Things were really shaky and he got really distant. He called one night to tell me that everything with us was good, that he had a lot going on and stuff he wanted to talk to me about in person. We agreed to lunch the next day.
I texted, called, left a voicemail, and I GOT NOTHING in return as he stood me up. That night fuming, I sent him a message basically saying thanks for playing me, a**hole.
He called me repeatedly and said he really needed to explain. I let him over that night, where he came in crying that his mom was dying and that he hadn’t even left his bed or changed his clothes in a couple of days. I wanted to be sympathetic but I was also learning on just what scale his sociopathy was on.
Another dating site
I confronted him that yet another friend found him on yet ANOTHER dating website and that I need to be treated with respect. He said he changed his location when he moved here but still vowed that he wasn’t actively using any of them. He even said he trusted me 100%; this was MY problem.
I told him that night that if his motives and intentions with me weren’t pure, or honest then to please just let me go. “Intentions? I don’t have intentions, Freebird. I really like you a lot, obviously, and want to see where this can go with us.”
He asked me what I wanted and I told him I wasn’t sure. I agreed to do a date night that week while I still figured it out. The next day, besides a good morning text, he vanished. A night later I asked him via text to at least tell me that his mom is okay and that I was worried about him.
The next day, he replied with “hey, how are you?” Later that day, I texted him that I officially gave up. And I never heard from him again.
I did send him a message detailing my thoughts on him that he is a pathological lying psychopath and he messaged back that “Freebird, just reading this now makes me very worried. I walked away on an entirely different situation and I don’t know how this got this far…I understand me not responding could make you think, but this? We are def not on the same page about anything you saying and that scares me…that’s what I had to say. Lastly, please tell me what you want.
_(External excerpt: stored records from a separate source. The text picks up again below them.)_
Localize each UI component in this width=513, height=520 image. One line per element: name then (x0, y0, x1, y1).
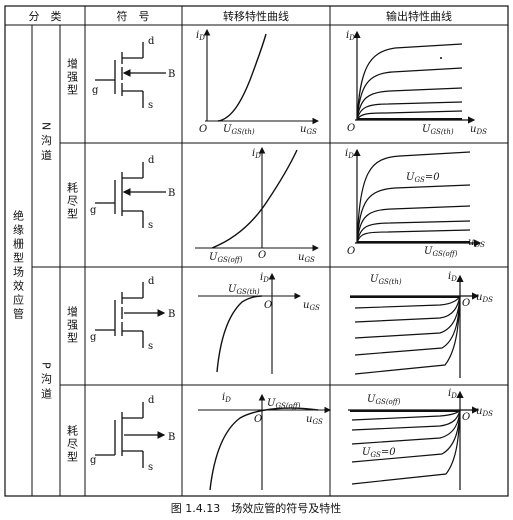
table-header: 分 类 符 号 转移特性曲线 输出特性曲线 (29, 9, 453, 23)
terminal-b: B (168, 69, 175, 80)
terminal-d: d (148, 36, 155, 47)
terminal-g: g (92, 85, 99, 96)
transfer-curve-n-enh (217, 33, 267, 122)
ugs-off-label: UGS(off) (424, 246, 458, 258)
axis-ugs: uGS (300, 124, 317, 136)
origin-label: O (199, 124, 207, 135)
axis-ugs: uGS (306, 414, 323, 426)
transfer-curve-p-dep (209, 407, 319, 491)
axis-id: iD (260, 272, 269, 284)
ugs-th-label: UGS(th) (370, 274, 402, 286)
terminal-b: B (168, 188, 175, 199)
terminal-b: B (168, 432, 175, 443)
ugs-th-label: UGS(th) (422, 124, 454, 136)
terminal-d: d (148, 276, 155, 287)
axis-ugs: uGS (303, 300, 320, 312)
axis-id: iD (252, 148, 261, 160)
figure-caption: 图 1.4.13 场效应管的符号及特性 (171, 501, 341, 515)
terminal-s: s (148, 100, 153, 111)
axis-uds: uDS (470, 124, 487, 136)
symbol-n-depletion (95, 162, 166, 228)
stray-dot (440, 57, 442, 59)
origin-label: O (264, 300, 272, 311)
origin-label: O (462, 298, 470, 309)
transfer-curve-p-enh (216, 295, 263, 373)
terminal-g: g (90, 455, 97, 466)
label-n-channel: N沟道 (40, 122, 53, 164)
symbol-p-depletion (95, 402, 166, 468)
label-p-depletion: 耗尽型 (66, 425, 79, 464)
ugs-zero-label: UGS=0 (406, 172, 440, 184)
terminal-d: d (148, 155, 155, 166)
label-insulated-gate: 绝缘栅型场效应管 (12, 209, 25, 322)
ugs-off-label: UGS(off) (267, 398, 301, 410)
ugs-th-label: UGS(th) (223, 124, 255, 136)
table-grid (4, 5, 509, 497)
origin-label: O (347, 246, 355, 257)
header-symbol: 符 号 (117, 10, 150, 23)
axis-id: iD (345, 148, 354, 160)
axis-ugs: uGS (298, 252, 315, 264)
symbol-p-enhancement (95, 282, 166, 348)
axis-id: iD (196, 30, 205, 42)
label-n-depletion: 耗尽型 (66, 182, 79, 221)
terminal-s: s (148, 341, 153, 352)
symbol-n-enhancement (95, 42, 166, 108)
terminal-b: B (168, 309, 175, 320)
axis-uds: uDS (476, 292, 493, 304)
label-p-enhancement: 增强型 (66, 305, 79, 345)
terminal-d: d (148, 395, 155, 406)
origin-label: O (258, 250, 266, 261)
label-p-channel: P沟道 (40, 362, 53, 403)
terminal-s: s (148, 462, 153, 473)
ugs-off-label: UGS(off) (209, 252, 243, 264)
ugs-off-label: UGS(off) (367, 394, 401, 406)
terminal-g: g (90, 332, 97, 343)
axis-uds: uDS (476, 406, 493, 418)
axis-id: iD (448, 388, 457, 400)
header-output-curve: 输出特性曲线 (386, 9, 452, 23)
axis-id: iD (346, 30, 355, 42)
axis-uds: uDS (468, 237, 485, 249)
axis-id: iD (222, 392, 231, 404)
terminal-g: g (90, 205, 97, 216)
origin-label: O (462, 412, 470, 423)
header-transfer-curve: 转移特性曲线 (223, 9, 289, 23)
terminal-s: s (148, 220, 153, 231)
axis-id: iD (448, 271, 457, 283)
label-n-enhancement: 增强型 (66, 57, 79, 97)
ugs-th-label: UGS(th) (228, 284, 260, 296)
origin-label: O (347, 123, 355, 134)
origin-label: O (254, 414, 262, 425)
transfer-curve-n-dep (211, 149, 298, 249)
ugs-zero-label: UGS=0 (362, 447, 396, 459)
header-classification: 分 类 (29, 9, 62, 23)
I have never stopped caring about you.”
I have now deleted and blocked all contact, but am so hurt, devastated, betrayed, angry and feel so violated.
I’ve been having panic attacks, major depression, and still my head goes to me being the crazy one, the blind one, while I wonder and painfully think about all the other girls he’s doing the same thing to, and wonder how far they go, before he has to fake another death. I’m plagued and want to strengthen up and move on from the man I thought was my dream man, the one I was already falling madly in love with.
Thanks for letting me share. This has been an awful experience and I want very bad things for him. I want answers but I know the answers are all right in front of me already.